I arrived back in the U.S. just a few days before taking my citizenship oath. Growing up in Israel, in our home, we had a tapestry wall rug of President John F. Kennedy that my mother had brought back with her after spending two years as a student in California. It was right at the time of his assassination. She also witnessed the discrimination of Blacks and Jews. Nevertheless, my mother always spoke favorably about America, holy in many ways. My experience was similar, from the moment I arrived at JFK airport 27 years ago, even through the loudness and commotion, I heard something in my heart that said I was home — something felt holy before I even knew what holy was. Over the years, I learned that this land is also a holy land that hides under many layers of apparent restlessness.  Serendipitously, I took the oath on November 22, the day of JFK’s assassination.

The Shabbat before the group arrived in Israel, I spent with my parents in Rehovot, my beloved hometown, where they still live. It was Shabbat Lech Lecha, when Abraham is commanded to leave his father’s home and journey to a new land that God will show him. Sitting with my father at the Yemenite synagogue and chanting the Torah portion from the scroll felt like home again but, at the same time, I realized that my journey brought me here to America, which is my home now. I linked my destiny with this land.

Yet, the citizenship oath I took here just a short while later, did not move me. The ceremony, in fact, was anticlimactic. It wasn’t just because no confetti was released from the ceiling, but mainly because for me, this rite of passage has been evolving for many years; finally, the rite caught up to me.
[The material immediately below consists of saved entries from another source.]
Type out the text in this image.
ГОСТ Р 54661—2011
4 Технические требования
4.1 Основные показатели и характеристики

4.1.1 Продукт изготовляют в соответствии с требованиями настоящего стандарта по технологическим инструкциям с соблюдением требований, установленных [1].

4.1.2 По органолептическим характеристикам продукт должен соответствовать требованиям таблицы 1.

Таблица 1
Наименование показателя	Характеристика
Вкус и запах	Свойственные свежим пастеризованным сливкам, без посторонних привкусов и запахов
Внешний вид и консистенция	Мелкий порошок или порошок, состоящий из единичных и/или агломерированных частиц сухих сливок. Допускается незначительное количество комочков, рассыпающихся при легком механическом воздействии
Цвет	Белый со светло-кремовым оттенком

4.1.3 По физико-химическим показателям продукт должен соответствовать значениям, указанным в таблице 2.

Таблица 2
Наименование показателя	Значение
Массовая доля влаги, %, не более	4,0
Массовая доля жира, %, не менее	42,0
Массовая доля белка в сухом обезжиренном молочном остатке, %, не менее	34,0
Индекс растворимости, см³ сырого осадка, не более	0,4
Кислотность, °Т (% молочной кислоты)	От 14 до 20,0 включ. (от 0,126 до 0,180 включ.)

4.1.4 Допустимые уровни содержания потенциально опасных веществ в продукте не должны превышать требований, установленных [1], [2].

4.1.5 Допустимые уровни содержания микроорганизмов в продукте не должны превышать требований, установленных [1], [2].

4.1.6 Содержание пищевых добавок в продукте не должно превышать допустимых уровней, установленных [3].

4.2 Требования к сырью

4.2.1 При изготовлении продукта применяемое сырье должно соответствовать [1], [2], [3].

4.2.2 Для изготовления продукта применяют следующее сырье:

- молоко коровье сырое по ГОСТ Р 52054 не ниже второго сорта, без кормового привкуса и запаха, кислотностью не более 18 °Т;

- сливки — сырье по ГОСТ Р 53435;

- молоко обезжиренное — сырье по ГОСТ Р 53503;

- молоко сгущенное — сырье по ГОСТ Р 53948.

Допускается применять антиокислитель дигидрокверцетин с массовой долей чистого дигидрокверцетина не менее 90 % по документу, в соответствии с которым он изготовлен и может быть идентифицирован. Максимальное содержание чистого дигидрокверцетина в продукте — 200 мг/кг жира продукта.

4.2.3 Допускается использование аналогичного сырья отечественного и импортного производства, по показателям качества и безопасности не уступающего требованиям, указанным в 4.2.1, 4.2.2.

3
Many people have told me how happy they are that I became a citizen. It gave them a sense of pride that I chose to live in their land. I can relate to it because when I travel with people to Israel, I’m happy to share with them the land of my birth. Some, even upon their first arrival to Israel, share the feeling they have arrived home.

In both Israel and America, the holiness lies under the surface — that under the busy, hectic, and pursuit of the everyday, we are fortunate to live in a land that ultimately seeks to elevate itself and its dwellers. And therefore, during this totally American celebration of Thanksgiving, I reiterate the words that remind us that under the hustle and bustle and the political debates, there is a holy cause and a holy land, and I say again, “I pledge allegiance to the flag of the United States of America, and to the republic for which it stands, one nation, under God, indivisible, with liberty and justice for all.”